In a separate bowl, whisk together the oat flour, cocoa, baking powder, and salt. Ensure that there are no lumps before adding the dry goods into the bowl of wet. Add the vanilla and nuts last, and mix thoroughly until there are no remaining pockets of flour or cocoa. Don’t worry about over-mixing because there’s no gluten here, so go crazy!

Transfer the batter to your prepared pan and bake for 24 – 26 minutes, until the top is crackled and glossy, and the interior is still just slightly moist when a toothpick is inserted into the center. Cool completely before proceeding.

To make the cookie dough topping, cut the butter into small cubes before placing them in your food processor. Add the sugar and pulse to combine, pausing to scrape down the sides as needed. Add the vanilla and salt next, blending thoroughly to incorporate. Introduce half of the flour to begin with, allowing the machine to run until its fully integrated. Add the remaining measure of flour and puree once more.

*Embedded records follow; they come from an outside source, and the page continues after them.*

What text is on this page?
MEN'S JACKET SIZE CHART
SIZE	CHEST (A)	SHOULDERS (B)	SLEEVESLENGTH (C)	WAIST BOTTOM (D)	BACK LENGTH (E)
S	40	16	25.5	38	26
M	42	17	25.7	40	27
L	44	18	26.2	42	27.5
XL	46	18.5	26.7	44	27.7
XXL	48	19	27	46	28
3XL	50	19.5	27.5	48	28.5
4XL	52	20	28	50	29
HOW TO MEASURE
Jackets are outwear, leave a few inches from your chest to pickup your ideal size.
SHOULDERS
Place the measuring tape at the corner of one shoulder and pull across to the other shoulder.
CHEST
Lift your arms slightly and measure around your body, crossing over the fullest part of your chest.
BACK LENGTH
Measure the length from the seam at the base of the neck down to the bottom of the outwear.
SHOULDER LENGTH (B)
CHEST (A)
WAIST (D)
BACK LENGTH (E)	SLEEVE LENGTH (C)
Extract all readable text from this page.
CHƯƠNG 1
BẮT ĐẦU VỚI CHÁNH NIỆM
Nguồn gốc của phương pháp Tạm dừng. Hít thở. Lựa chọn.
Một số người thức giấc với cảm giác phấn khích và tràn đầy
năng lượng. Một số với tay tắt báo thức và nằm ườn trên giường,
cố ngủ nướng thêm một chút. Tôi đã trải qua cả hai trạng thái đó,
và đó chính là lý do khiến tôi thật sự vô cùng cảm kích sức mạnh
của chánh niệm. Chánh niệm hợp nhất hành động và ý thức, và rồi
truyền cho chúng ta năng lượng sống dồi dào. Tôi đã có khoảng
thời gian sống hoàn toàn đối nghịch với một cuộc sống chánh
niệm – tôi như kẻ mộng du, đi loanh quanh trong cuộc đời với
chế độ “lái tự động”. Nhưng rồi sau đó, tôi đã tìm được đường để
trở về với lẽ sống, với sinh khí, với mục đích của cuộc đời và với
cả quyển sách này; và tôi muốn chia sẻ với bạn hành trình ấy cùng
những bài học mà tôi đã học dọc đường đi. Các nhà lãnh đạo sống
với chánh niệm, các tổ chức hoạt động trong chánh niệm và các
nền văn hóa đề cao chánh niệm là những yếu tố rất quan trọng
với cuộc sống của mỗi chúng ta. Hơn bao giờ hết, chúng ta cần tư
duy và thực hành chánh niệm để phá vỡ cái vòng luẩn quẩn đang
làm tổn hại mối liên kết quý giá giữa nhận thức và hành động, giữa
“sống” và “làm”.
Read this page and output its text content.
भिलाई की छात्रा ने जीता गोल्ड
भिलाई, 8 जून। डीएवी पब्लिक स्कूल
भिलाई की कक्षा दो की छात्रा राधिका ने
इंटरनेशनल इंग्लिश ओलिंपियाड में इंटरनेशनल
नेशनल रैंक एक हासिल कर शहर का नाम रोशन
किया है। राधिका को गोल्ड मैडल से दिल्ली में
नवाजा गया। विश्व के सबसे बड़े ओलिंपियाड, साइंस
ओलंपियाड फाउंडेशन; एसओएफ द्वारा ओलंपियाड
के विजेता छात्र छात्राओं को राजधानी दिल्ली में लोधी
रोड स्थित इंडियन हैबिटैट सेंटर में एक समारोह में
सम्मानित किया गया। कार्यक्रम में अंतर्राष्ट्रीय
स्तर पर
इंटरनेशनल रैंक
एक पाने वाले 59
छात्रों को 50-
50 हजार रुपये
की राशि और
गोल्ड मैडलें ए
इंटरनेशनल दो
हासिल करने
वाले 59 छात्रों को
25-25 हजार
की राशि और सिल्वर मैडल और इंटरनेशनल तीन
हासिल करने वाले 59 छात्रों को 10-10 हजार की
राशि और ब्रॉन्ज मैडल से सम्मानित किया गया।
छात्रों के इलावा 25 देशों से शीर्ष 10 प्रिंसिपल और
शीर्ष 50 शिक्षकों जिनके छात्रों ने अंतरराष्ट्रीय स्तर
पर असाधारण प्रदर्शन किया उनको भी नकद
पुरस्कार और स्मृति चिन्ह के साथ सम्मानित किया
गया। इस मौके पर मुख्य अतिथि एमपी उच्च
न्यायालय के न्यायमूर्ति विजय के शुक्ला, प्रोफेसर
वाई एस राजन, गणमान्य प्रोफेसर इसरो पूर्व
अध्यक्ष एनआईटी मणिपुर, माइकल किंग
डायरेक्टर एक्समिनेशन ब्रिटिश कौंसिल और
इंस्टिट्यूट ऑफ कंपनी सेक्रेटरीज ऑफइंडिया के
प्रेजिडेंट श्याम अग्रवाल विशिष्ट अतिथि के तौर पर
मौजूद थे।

If you’d like to keep your chips on the chunkier side, stir them in by hand. I like mine a bit more broken down and random in size, so I toss mine in last and pulse until the pieces are more or less evenly distributed throughout the mixture. It will be very soft, like frosting, at this point.

Spread the cookie dough topping over the cooled brownies in a smooth, even layer. Refrigerate the whole pan for 2 hours for more even, clean slices, or cut and serve right away if you simply can’t wait.